Now to focus on other folks
One piece of information that I left out of yesterday's news was that one of the kids--a kid whom I LOVE and who works with me in the library--was found sitting in a bathroom stall crying her eyes out. This is nothing really unusual; she has days like this. Yesterday, though, she wouldn't tell me directly what was wrong. That's not like her.
"You'll yell at me," she said.
I asked her when I'd ever yelled at her.
"Oh, you will," she insisted.
She did tell me that our over-worked counselor had had to put her on hold. She didn't know why, so she felt like she was being brushed aside. I explained to her that that wasn't the case and that our counselor was just having to do too much for any one person to handle.
Then out of the blue, she says, "I'm fat and ugly and...My dad finally admitted to me last night that he has problems with fat people. I've been trying to throw up. The only thing that has turned me against it is that I hate the taste of puke."

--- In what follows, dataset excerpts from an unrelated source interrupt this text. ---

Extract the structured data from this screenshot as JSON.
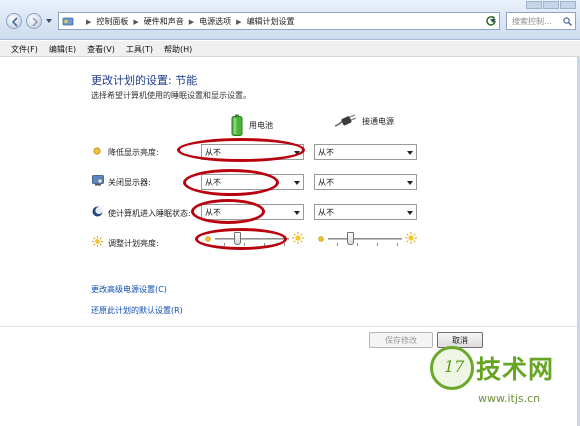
{
  "address": {
    "crumbs": [
      "控制面板",
      "硬件和声音",
      "电源选项",
      "编辑计划设置"
    ],
    "search_placeholder": "搜索控制..."
  },
  "menu": [
    "文件(F)",
    "编辑(E)",
    "查看(V)",
    "工具(T)",
    "帮助(H)"
  ],
  "main": {
    "heading": "更改计划的设置: 节能",
    "subtext": "选择希望计算机使用的睡眠设置和显示设置。",
    "columns": {
      "battery": "用电池",
      "plugged": "接通电源"
    },
    "rows": [
      {
        "label": "降低显示亮度:",
        "battery": "从不",
        "plugged": "从不",
        "icon": "dim-display-icon"
      },
      {
        "label": "关闭显示器:",
        "battery": "从不",
        "plugged": "从不",
        "icon": "monitor-icon"
      },
      {
        "label": "使计算机进入睡眠状态:",
        "battery": "从不",
        "plugged": "从不",
        "icon": "sleep-moon-icon"
      }
    ],
    "brightness": {
      "label": "调整计划亮度:",
      "battery_level": 0.3,
      "plugged_level": 0.3
    },
    "links": {
      "advanced": "更改高级电源设置(C)",
      "restore": "还原此计划的默认设置(R)"
    }
  },
  "buttons": {
    "save": "保存修改",
    "cancel": "取消"
  },
  "watermark": {
    "logo_text": "17",
    "name": "技术网",
    "url": "www.itjs.cn"
  },
  "colors": {
    "annotation": "#b8000e",
    "link": "#0b4eb3",
    "heading": "#1e3a8a"
  }
}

Now this young lady isn't exactly thin. She's not HORRIDLY overweight, but she has a weight problem and she knows it. But she is beautiful inside and out. I wanted my son to take her to the prom last year, and I guess I made the mistake of trying to talk him into doing that. I couldn't think of a better person for him.
And the irony in her dad's comments come with apparently no CLUE that she loves him unconditionally, irrationally. Her dad is gay. She doesn't care. She's a Christian who knows it's wrong and will tell you it's wrong, but she doesn't look at the sin; she sees the man who is infected by the sin and she loves him.
And he can't really love her because she is overweight and because she has emotional problems that require medication and because she isn't perfect.
His loss. Some day I hope she realizes that.